On Saturday, I attended a class on year-round gardening. Some of the long-time residents on Denman Island have learned to grow vegetables all year round. "Grow" is a relative term - most vegetables are dormant in the winter - but, if you have timed their growth properly in the fall, they will be harvestable all winter long. The class covered which varieties work best here and when to plant them to ensure that they reach a suitable stage of growth or ripeness before they go dormant. We did quite well this winter, considering that we didn't know what we were doing, using the ground as our storage medium for carrots and parnips, but next winter, we hope to have a wider variety of home-grown veggies for the winter.
The water heater I wrote about last week got installed, and is now working fine. I had to get my Fire Department colleague to solder one copper connector, but I was able to do the rest of the installation myself. It was not without adventure. One of my threaded connectors was seeping a bit when I turned on the water. Not a big deal, I thought, I'll just turn off the valve, drain a bit of water and re-do it. Except that the valve would not shut off - the same valve that I had just used to shut off the water during the installation. Okay, no problem, I'll just shut off the house main valve. Uh-oh, it won't shut off either. I finally had to turn off the power to the well pump and bleed the pressure out of the pressure tank in order to fix the offending connection. While I was at it, I installed a replacement shutoff valve in the line.
This week's major effort has been the completion of the first phase of the deck replacement. While I was at work last week, the contractor completed framing the substructure of the deck, cut the boards to width and planed them. (We had a lovely big pile of shavings to line the garden pathways.) Then, on Friday, I helped him installing the deck boards - he measuring and cutting and I drilling and hammering. We got it about 85% completed on Friday and finished it this morning. This afternoon, we started demolition of the second phase of the deck, on the east side of the house.

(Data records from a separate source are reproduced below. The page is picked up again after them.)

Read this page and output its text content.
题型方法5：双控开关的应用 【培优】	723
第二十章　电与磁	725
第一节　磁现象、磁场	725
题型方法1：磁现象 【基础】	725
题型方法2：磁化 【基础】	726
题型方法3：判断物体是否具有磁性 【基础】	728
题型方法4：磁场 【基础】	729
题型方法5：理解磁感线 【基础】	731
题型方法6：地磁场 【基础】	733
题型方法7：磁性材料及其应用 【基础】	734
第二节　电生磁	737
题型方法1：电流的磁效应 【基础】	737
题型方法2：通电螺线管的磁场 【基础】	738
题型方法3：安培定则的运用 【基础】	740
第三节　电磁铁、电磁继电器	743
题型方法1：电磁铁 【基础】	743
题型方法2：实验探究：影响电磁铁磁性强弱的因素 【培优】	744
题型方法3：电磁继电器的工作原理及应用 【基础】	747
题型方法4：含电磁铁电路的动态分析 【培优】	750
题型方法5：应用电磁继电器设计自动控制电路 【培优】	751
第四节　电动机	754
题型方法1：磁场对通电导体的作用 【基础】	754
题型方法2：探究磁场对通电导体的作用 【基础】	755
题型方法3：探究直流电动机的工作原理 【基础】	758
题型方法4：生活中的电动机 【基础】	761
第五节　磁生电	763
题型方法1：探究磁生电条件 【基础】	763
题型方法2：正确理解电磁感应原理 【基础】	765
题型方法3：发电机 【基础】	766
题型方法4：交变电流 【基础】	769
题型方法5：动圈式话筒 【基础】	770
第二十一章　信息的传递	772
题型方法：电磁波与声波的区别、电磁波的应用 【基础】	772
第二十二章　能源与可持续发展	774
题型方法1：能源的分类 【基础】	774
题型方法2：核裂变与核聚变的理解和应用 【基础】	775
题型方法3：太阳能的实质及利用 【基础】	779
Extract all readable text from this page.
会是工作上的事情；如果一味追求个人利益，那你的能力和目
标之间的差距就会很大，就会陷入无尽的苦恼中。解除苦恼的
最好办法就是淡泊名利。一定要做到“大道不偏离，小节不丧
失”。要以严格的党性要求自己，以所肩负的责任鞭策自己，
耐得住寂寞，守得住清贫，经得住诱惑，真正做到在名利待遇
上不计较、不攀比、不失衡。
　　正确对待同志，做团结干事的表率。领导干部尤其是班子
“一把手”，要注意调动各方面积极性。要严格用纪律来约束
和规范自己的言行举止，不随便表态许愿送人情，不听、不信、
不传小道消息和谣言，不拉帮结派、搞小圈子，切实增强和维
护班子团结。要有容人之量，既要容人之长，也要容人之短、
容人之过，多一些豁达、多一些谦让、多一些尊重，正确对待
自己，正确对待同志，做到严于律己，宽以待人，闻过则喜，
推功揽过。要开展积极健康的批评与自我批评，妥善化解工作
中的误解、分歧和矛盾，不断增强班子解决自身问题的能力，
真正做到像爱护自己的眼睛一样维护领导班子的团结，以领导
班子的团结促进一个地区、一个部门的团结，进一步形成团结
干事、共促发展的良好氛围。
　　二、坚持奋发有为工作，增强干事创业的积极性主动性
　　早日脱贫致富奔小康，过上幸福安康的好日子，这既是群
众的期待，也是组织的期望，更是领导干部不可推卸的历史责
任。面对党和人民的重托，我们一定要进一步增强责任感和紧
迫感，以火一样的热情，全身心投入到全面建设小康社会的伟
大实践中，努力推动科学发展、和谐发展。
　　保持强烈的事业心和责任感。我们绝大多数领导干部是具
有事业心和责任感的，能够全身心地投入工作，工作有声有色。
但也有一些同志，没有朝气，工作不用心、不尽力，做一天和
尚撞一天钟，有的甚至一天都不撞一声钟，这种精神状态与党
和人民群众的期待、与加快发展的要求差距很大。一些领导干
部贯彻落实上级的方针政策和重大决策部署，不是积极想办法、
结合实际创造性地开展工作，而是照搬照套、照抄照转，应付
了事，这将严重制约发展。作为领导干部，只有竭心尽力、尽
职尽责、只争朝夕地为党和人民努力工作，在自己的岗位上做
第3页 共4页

On the weekend, I worked on some of the house systems affected by the deck renovation. I had to reconnect the rainwater catchment pipes and design some modifications to them to accommodate the new deck structure. I also installed cable to the peak of the gable for a future reinstallation of my weather instruments. I am not planning to move the instruments yet, but access to the gable end will become much more difficult once the covered deck on that side of the house is completed, so I wanted to get the cable in place now, while I still can.
On Saturday evening, we attended the final concert in this season's Concerts Denman series. It featured the trio of Sal Ferreras, Celso Machado and John Reischman, playing a latin jazz style. It was an amazing concert. They played so well together that one could assume that they practice together daily. We were surprised to learn that they hadn't seen each other since last June, and that they put together their set list on the ferry coming over here. It must be nice to be that good!
Since there are no hotels on Denman, visiting performers are usually billeted in people's homes. We were furtunate to host Sal Ferreras in our guest cottage. He is a busy man, but we did get to spend some time with him at breakfast on Sunday before he had to catch an early ferry. In addition to being the dean of a music school and keeping up a performance schedule, he was the producer and creative director of the Aboriginal Pavilion for the Vancouver Winter Olympics.
Yesterday evening, Wendy and I were invited to supper at our friends Bentley and Danni's place, followed by a collating bee. Every month, our island's monthly newspaper has to be assembled by hand. Wendy has been doing this regularly for a while, but this was my first time. It is as much a social gathering as it is a work bee, with about a dozen people, each responsible for ensuring that their page makes it into each copy of the paper, and all talking about the latest goings-on at the same time.